An diesem Tag wehte nur der gewöhnliche Ostwind. Mancher Seemann in anderen Teilen der Erde hätte ihn eine beträchtliche Brise genannt, aber für die Bewohner von Bora Bora, die sich nach den westlichen Böen sehnten, mit denen sie bis nach Nuku Hiva fahren konnten, bedeutete dieser Tagwind nichts. Dennoch trug er die Spur einer Verheißung, und so folgte Teroro der Eingebung des Augenblicks und rief: »Durch das Riff!«
WARTET-AUF-DEN-WESTWIND fuhr schon mehr als fünfzehn Knoten. Ein umsichtiger Seemann hätte sein Boot nur in sehr langsamer Fahrt durch das gefahrenvolle Riff gelenkt; aber an diesem sonnenübergossenen Tag ließ Teroro sein kostbares Schiff in voller Geschwindigkeit auf die schmale Öffnung in der Trennungslinie zwischen den freundlichen grünen Wassern der Lagune und den donnernden blauen Wogen des Ozeans draußen zuschießen.

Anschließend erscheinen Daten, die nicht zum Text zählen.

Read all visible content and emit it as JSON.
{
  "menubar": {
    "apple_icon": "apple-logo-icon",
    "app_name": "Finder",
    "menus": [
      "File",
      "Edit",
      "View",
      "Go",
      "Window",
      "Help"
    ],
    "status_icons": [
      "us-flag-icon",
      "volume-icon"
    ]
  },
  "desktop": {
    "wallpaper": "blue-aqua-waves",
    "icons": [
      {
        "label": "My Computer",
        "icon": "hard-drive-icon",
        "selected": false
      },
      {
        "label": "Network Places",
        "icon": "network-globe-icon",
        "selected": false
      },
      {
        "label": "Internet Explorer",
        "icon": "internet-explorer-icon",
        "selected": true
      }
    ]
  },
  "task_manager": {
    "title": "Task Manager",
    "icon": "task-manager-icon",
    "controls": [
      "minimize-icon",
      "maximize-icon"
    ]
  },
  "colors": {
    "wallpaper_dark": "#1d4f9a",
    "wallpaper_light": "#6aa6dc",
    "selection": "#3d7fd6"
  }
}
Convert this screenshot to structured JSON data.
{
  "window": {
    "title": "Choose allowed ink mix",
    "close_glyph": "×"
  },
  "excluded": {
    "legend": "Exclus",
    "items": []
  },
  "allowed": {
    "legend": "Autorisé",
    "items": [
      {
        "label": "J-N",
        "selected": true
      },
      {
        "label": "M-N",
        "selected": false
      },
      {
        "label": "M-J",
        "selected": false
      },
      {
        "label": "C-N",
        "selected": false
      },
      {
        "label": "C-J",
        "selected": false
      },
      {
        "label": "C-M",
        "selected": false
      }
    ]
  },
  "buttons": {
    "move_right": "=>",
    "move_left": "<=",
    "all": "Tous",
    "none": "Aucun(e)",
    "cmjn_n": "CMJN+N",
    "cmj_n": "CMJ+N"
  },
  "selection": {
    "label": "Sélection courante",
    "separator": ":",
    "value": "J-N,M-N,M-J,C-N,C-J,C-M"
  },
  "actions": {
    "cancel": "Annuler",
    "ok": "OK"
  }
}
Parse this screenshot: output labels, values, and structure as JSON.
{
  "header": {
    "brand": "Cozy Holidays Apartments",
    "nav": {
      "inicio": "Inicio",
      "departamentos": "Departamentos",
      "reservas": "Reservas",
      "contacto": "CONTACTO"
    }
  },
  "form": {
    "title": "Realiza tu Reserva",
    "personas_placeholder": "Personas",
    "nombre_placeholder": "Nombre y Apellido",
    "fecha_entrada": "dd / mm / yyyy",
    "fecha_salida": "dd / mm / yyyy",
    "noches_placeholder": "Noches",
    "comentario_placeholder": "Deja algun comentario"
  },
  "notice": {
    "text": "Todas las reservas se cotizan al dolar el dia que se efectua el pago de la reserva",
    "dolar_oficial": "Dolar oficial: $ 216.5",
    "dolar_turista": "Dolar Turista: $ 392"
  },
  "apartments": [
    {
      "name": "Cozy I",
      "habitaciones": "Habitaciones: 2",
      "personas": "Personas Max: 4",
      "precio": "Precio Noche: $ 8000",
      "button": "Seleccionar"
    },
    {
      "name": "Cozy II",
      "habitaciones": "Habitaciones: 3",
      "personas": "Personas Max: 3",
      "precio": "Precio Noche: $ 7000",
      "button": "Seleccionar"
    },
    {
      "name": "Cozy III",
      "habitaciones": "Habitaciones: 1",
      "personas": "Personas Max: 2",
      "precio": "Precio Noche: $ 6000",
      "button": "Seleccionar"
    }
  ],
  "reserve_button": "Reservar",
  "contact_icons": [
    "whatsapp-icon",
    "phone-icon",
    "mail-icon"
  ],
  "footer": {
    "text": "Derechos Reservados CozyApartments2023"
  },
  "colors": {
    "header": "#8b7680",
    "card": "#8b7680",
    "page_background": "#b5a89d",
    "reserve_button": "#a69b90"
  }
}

Das Kanu schien den bevorstehenden Zusammenprall mit den riesigen Wellen zu ahnen, denn es begann unter dem Druck des Windes zu vibrieren, schnitt tiefer in die Lagune und warf sich in den Durchgang zwischen den Riffen. Einen Augenblick lang konnte die Mannschaft die gierigen Finger der grauen Korallen sehen, die nach dem kecken Schiff griffen. Aber die Gefahr war rasch vergessen, denn vor ihnen ragten die mächtigen Wogen auf. Mit singendem Segel und einer Kraft, die der der jungen Häuptlinge entsprach, raste das Kanu in die Wellentäler hinein, grub seinen Bug tief in die graublaue Welle, erhob sich triumphierend wieder auf den Kamm und eilte weiter gerade in das Herz des Windes und in die brausenden Wogen der See Ta'aroas hinein.
»Welch ein Kanu!« jubelte Teroro, und der Gischt peitschte ihm über Gesicht und schwarzes Haar.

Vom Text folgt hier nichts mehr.